View of Spring Gardens
Murdoch Bruce and A. Maclure
Lithography and Paint
20th August 1846
Hong Kong Museum of Art
After Hong Kong had been colonised, there was an incredible amount of racial segregation between the local Chinese and the foreigners, which were mainly British, but also included other Europeans. Not only did the Chinese display resentment towards the British, but the British themselves had an inherent disregard for the natives. Just before the colonisation of Hong Kong, the British exploited the addictive nature of opium in China in order to make up for a trade imbalance, ignoring the social implications it would have on the Chinese. This eventually led to the start of the First Opium War, ending in a British victory.
The Western part of Hong Kong was where the local Chinese would reside, having Chinese style architecture, crowded living spaces, and markets. The Eastern part of Hong Kong was filled with Victorian-style comforts. This part of Hong Kong had little resemblance to that of China as it was built using heavy British influence. Certain racial laws were even erected simply to prevent the Chinese from living in the elite areas occupied by the British.

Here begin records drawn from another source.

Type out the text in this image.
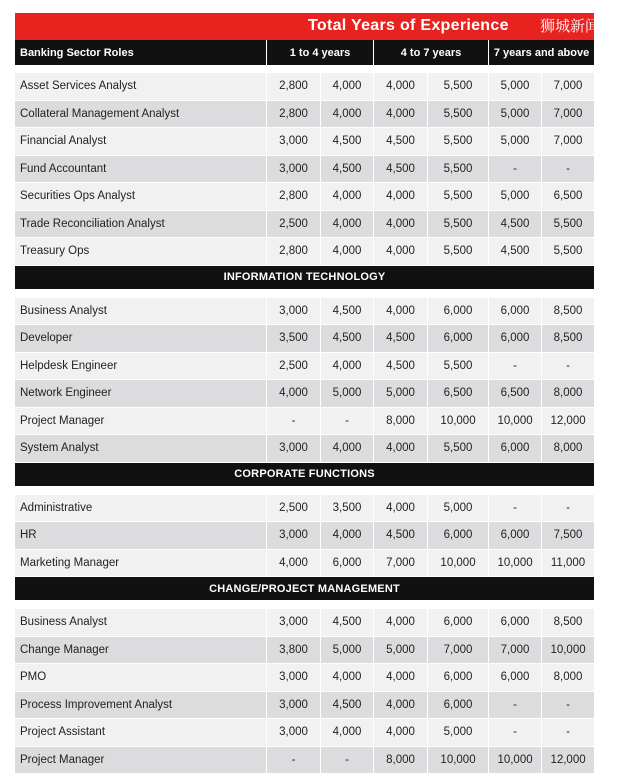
Total Years of Experience 狮城新闻
Banking Sector Roles	1 to 4 years		4 to 7 years		7 years and above	

Asset Services Analyst	2,800	4,000	4,000	5,500	5,000	7,000
Collateral Management Analyst	2,800	4,000	4,000	5,500	5,000	7,000
Financial Analyst	3,000	4,500	4,500	5,500	5,000	7,000
Fund Accountant	3,000	4,500	4,500	5,500	-	-
Securities Ops Analyst	2,800	4,000	4,000	5,500	5,000	6,500
Trade Reconciliation Analyst	2,500	4,000	4,000	5,500	4,500	5,500
Treasury Ops	2,800	4,000	4,000	5,500	4,500	5,500
INFORMATION TECHNOLOGY						

Business Analyst	3,000	4,500	4,000	6,000	6,000	8,500
Developer	3,500	4,500	4,500	6,000	6,000	8,500
Helpdesk Engineer	2,500	4,000	4,500	5,500	-	-
Network Engineer	4,000	5,000	5,000	6,500	6,500	8,000
Project Manager	-	-	8,000	10,000	10,000	12,000
System Analyst	3,000	4,000	4,000	5,500	6,000	8,000
CORPORATE FUNCTIONS						

Administrative	2,500	3,500	4,000	5,000	-	-
HR	3,000	4,000	4,500	6,000	6,000	7,500
Marketing Manager	4,000	6,000	7,000	10,000	10,000	11,000
CHANGE/PROJECT MANAGEMENT						

Business Analyst	3,000	4,500	4,000	6,000	6,000	8,500
Change Manager	3,800	5,000	5,000	7,000	7,000	10,000
PMO	3,000	4,000	4,000	6,000	6,000	8,000
Process Improvement Analyst	3,000	4,500	4,000	6,000	-	-
Project Assistant	3,000	4,000	4,000	5,000	-	-
Project Manager	-	-	8,000	10,000	10,000	12,000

It is difficult to identify that this image was painted in reference to Hong Kong, and in fact, appears to be somewhere in Europe. However this image depicts a scene in Spring Gardens, an area in Queen’s Road located in the Eastern portion of British Hong Kong. The Victorian-style of Eastern Hong Kong is heavily represented in this image as the buildings bear no resemblance to Chinese style architecture, and in fact takes influence from British and other European style buildings. It has a plain flat roof, with no roof ornaments such as lions or dragon, and also incorporates columns, which has its origins in Ancient Greece. The main subjects of the image are also foreign occupants instead of the local Chinese.
The foreign occupants, who are likely to be the British colonisers, are seen dressed in elaborate attire with headdresses to display their wealth in comparison to the locals, which are dressed in more simple attire. The British women depicted in the image are dressed in long and decorated dressed which are tapered at the waist to accentuate their figure. The foreign men are dressed in long coats and top hats. On the other hand, the natives are depicted wearing simple traditional attire. The women are seen wearing simple traditional clothes with their hair tied back in a bun while the men are, similarly, wearing traditional attire with their head’s half-shaven and their hair tied back in a plait, a common Chinese hairstyle at the time.
Consider how the artists’ represents the socio-ecnomic status between the two races: a local woman works on a fishing boat while a foreign woman is taking a leisurely walk with her pet beneath an umbrella. A local man bows to a group of foreigners, showing them respect and regarding them as his superiors. This image displays the idealistic views that the British had over Hong Kong. Not only did Hong Kong appear to have a British or European style of living, but the British themselves were portrayed as superior to their colony’s local inhabitants. However, the attitude that the Chinese possessed towards their colonisers was very different. Instead of regarding them as superiors, many Chinese referred to the British as uncivilised barbarians. This view of the British surfaced when the first British Envoy to China had refused to ‘kowtow’ — otherwise known as to bow in respect — to the Chinese Emperor.
This print preserves not only the idealised view of British Hong Kong, but it also shows us how differently the British viewed themselves as colonisers in comparison to those that they have colonised. The truth behind colonial Hong Kong, while first appearing to be hidden in this image, is actually emphasised in minor ways. With the extensive modernisation of Hong Kong’s cityscape in present day, many colonial architectural structures are being torn down or heavily renovated, leaving little to no resemblance to its original form. It is images such as View of Spring Gardens that retain the image of colonial Hong Kong, an image that will, soon, be erased from Hong Kong’s architectural heritage.
References & Further Reading
Wang, D. (2014). Identity and group conflict in the first British embassy to China in 1792 (Doctoral dissertation, uniwien).
Karsh, J. A. (2008). The Root of the Opium War: Mismanagement in the Aftermath of the British East India Company’s Loss of its Monopoly in 1834 (Doctoral dissertation, University of Pennsylvania).